Sir David Tang was many things: a socialite, an intellectual, a champion of Hong Kong; and in the hearts of many, one of the last gentlemen of Hong Kong.
A graduate of law from London’s King’s College, Tang was known for his exquisite taste, his charm and his ability to mingle with the rich and famous – from Russell Crowe and Kate Moss, to Fidel Castro and the late Princess Diana.
In 2008 Tang surpassed the legacy of his grandfather, Sir Shui-kin Tang CBE, and was promoted to Knight Commander of the Order of the British Empire (KBE) for his contributions to charity.

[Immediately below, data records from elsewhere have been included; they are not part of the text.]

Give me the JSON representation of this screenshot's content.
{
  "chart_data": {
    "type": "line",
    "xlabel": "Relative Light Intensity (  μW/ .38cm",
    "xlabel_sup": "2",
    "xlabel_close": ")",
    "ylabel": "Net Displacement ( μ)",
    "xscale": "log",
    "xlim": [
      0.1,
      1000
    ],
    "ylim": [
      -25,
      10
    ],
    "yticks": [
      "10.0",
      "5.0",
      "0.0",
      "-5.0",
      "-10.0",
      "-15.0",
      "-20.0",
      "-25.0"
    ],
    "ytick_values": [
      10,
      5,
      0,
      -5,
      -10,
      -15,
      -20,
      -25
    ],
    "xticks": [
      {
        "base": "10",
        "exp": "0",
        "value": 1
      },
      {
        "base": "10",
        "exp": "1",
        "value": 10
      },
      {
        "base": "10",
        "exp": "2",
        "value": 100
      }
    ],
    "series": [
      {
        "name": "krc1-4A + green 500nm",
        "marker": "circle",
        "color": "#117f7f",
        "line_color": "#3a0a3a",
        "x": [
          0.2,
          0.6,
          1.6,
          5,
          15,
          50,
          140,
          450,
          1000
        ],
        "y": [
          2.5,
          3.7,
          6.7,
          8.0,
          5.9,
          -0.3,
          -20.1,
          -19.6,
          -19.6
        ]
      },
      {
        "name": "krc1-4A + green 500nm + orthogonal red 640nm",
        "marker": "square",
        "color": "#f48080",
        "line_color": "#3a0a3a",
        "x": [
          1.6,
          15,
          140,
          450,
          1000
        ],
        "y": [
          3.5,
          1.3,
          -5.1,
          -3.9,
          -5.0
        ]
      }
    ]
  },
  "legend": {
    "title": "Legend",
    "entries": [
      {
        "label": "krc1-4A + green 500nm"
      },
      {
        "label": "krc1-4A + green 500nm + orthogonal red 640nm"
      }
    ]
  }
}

The world knows him for putting chinoiserie on the map through his selection of decor for the China Club in 1991, China Tang in London’s Dorchester Hotel and luxury clothing label Shanghai Tang, which he subsequently sold in to Richmonte in 1998.
Hong Kong lost a colourful representative when Tang died a year ago today – but there are a number of places in the city where his personality still shines through. Here are five of the best.
1. China Club
This member’s only restaurant nestled on the top floor of the old Bank of China Building is fashioned like a Western manor in Shanghai’s French Quarters.
Filled to the brim with contemporary Chinese art, this was one of the first institutions in Hong Kong to tie together the romantic pre-war era of Shanghai and the emergence of contemporary art coming out of Beijing.
This is an exclusive eatery, but it’s worth visiting for that special Tang experience.
2. Shanghai Tang flagship store
Tang may have sold this luxury label over two decades ago, but the delicately ginger flower-perfumed store still operates in the style that he established, offering qi pao-collared pret-a-porter fashion and top quality homewares.
3. Chiu Tang
Formerly known as Island Tang, this was the public’s answer to China Club, allowing walk-ins.
The menu and concept has changed, but Tang’s stamp on the choice of decor – the antique chandeliers, ceiling fans, marble-like panels and Asian-inspired stained glass art that are reminiscent of colonial Hong Kong – is still present.
4. China Tang
In Central: this restaurant is an offshoot of the famously glamorous institution at the Dorchester Hotel in London.
The outlet in Central carries a bit more Eastern chic in its decor, but also maintains an air of exclusivity.
Walls are lined with handcrafted wallpaper that matches the tasteful chandeliers. On the tables are crystal condiment sets housing soy sauce and lychee vinegar. It’s fit for a king here, or at least fit for an English aristocrat.
In Tsim Sha Tsui: the Kowloon location inside Tsim Sha Tsui’s Harbour City carries on the same tradition, but the bar area is taken a step further in colour and vibrancy and leans more towards Rococo style in decor.
5. Kowloon Tang
Kowloon Tang is located at Civic Square inside Elements mall, next to the International Commerce Centre.
Tang contributed to the art deco-inspired dining rooms with his vision for sleek and clean lines, mirrored panels and symbolic Hong Kong art.